Bruxelles, 10/03/2008 (Agence Europe) - En 2006, l'UE à 27 a consacré 1,84% de son PIB à la recherche et au développement (R&D). L'intensité de R&D, mesurée par la part des dépenses de R&D en pourcentage du PIB, s'élevait également à 1,84% en 2005 et à 1,86% en 2000. Les dépenses de R&D dans l'UE ont dépassé 210 milliards d'euros en 2006, contre 170 milliards d'euros en 2000. Telles sont les principales conclusions de l'édition 2007 de « Science, technologie et innovation en Europe » rendue publique par Eurostat lundi 10 mars.
La publication révèle de fortes disparités quant à l'intensité de la R&D qui varie de 0,4% du PIB à Chypre à 3,8% en Suède. L'office statistique de l'UE note aussi qu'entre 2000 et 2006, les plus fortes hausses de l'intensité de R&D ont été enregistrées en Autriche (de 1,91% à 2,45%), en Estonie (de 0,61% à 1,14%) et en République tchèque (de 1,21% à 1,54%). Ensemble, l'Allemagne, la France et le Royaume-Uni ont réalisé environ 60% des dépenses totales de R&D de l'UE à 27.

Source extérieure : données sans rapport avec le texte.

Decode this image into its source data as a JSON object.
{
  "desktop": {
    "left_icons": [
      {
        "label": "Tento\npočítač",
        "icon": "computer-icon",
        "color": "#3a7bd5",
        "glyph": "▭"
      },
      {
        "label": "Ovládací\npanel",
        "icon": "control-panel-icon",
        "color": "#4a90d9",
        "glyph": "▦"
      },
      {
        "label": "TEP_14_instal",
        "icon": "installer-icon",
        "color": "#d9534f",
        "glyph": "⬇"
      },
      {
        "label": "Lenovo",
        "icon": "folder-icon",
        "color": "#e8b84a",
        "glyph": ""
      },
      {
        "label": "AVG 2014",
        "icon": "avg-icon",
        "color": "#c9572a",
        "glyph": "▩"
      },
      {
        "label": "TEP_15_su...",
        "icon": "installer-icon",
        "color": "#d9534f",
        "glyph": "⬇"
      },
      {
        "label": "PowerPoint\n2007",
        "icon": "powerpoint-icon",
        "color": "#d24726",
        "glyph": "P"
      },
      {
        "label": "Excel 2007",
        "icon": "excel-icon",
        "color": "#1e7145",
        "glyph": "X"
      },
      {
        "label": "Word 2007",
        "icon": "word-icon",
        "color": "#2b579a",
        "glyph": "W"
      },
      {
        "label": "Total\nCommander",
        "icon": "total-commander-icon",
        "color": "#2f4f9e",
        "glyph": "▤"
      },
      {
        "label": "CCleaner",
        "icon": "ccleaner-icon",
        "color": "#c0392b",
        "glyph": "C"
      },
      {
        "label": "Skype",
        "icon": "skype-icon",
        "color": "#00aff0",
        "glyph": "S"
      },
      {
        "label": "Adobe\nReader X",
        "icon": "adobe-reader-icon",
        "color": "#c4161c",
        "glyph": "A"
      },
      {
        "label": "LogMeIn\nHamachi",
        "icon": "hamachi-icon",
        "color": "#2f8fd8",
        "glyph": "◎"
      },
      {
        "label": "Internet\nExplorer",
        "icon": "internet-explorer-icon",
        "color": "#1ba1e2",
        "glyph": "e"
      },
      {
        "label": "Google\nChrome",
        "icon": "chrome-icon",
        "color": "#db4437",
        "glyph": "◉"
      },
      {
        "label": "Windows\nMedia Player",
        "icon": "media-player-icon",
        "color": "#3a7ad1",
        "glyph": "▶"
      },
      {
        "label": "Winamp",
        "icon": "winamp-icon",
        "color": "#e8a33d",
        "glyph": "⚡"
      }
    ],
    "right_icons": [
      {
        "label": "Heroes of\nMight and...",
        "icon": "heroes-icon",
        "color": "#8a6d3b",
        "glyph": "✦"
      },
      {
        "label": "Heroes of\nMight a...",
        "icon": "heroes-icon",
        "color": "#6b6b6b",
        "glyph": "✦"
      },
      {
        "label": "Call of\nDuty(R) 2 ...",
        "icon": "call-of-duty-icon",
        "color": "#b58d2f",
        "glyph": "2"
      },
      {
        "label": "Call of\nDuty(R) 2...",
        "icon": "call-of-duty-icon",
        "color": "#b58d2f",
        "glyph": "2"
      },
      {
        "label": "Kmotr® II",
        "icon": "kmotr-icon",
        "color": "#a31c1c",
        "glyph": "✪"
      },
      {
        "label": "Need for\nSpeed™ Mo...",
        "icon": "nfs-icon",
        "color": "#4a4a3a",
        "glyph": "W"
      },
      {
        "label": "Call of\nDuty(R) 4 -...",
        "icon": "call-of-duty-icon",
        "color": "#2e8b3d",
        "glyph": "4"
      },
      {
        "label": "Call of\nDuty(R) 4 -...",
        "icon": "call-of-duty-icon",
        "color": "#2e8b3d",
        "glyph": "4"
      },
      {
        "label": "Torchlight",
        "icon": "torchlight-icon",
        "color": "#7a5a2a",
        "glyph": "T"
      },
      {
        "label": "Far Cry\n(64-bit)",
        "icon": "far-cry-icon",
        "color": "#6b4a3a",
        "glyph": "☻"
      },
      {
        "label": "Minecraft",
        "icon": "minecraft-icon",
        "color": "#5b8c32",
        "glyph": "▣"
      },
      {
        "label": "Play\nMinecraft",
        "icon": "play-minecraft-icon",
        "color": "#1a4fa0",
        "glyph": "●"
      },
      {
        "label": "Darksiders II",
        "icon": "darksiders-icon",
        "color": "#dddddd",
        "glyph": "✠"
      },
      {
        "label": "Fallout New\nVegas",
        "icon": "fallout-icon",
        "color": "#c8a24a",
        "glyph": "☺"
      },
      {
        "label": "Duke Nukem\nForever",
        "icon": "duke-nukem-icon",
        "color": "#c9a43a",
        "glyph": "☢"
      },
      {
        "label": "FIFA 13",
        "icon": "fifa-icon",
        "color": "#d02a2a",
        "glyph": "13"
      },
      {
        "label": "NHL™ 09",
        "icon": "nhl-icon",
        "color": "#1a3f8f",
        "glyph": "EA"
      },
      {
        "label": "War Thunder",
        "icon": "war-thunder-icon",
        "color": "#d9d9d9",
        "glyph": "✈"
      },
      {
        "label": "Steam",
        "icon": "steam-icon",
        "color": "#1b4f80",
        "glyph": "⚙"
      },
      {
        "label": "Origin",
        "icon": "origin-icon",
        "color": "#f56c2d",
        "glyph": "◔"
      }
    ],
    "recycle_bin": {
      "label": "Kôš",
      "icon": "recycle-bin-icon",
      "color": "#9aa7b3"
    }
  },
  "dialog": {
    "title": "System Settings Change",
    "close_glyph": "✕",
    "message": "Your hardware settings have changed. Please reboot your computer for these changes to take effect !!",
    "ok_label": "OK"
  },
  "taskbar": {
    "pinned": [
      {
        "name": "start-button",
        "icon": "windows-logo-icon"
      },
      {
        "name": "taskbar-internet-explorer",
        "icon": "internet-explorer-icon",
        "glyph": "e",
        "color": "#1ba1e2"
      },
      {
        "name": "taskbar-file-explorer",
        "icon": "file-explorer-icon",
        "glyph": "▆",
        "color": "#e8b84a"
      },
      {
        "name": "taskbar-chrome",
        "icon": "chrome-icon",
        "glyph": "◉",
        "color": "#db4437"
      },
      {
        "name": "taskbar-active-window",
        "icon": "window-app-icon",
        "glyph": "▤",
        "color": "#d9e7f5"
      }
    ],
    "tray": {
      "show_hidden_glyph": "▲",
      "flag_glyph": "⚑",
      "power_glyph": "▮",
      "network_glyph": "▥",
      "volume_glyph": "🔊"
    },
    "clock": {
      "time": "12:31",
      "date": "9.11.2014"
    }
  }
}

Il ressort également du document que: - la Belgique, l'Irlande et la Finlande enregistrent la plus forte proportion de scientifiques et d'ingénieurs ; - les emplois dans l'industrie manufacturière de haute et moyenne technologie sont les plus nombreux en Lombardie (Italie), dans la région de Stuttgart (Allemagne) et en Catalogne (Espagne), mais que l'Allemagne dépasse largement les autres Etats membres avec onze régions parmi les vingt premières ; - les régions d'Ile de France et de Lombardie offrent le plus grand nombre d'emplois dans le secteur des services à forte intensité de connaissances. Texte disponible sur: http: //epp.eurostat.ec.europa.eu/cache/ITY_OFFPUB/KS-AE-07-001/EN/KS-AE-07-001-EN.PDF. (O.L.)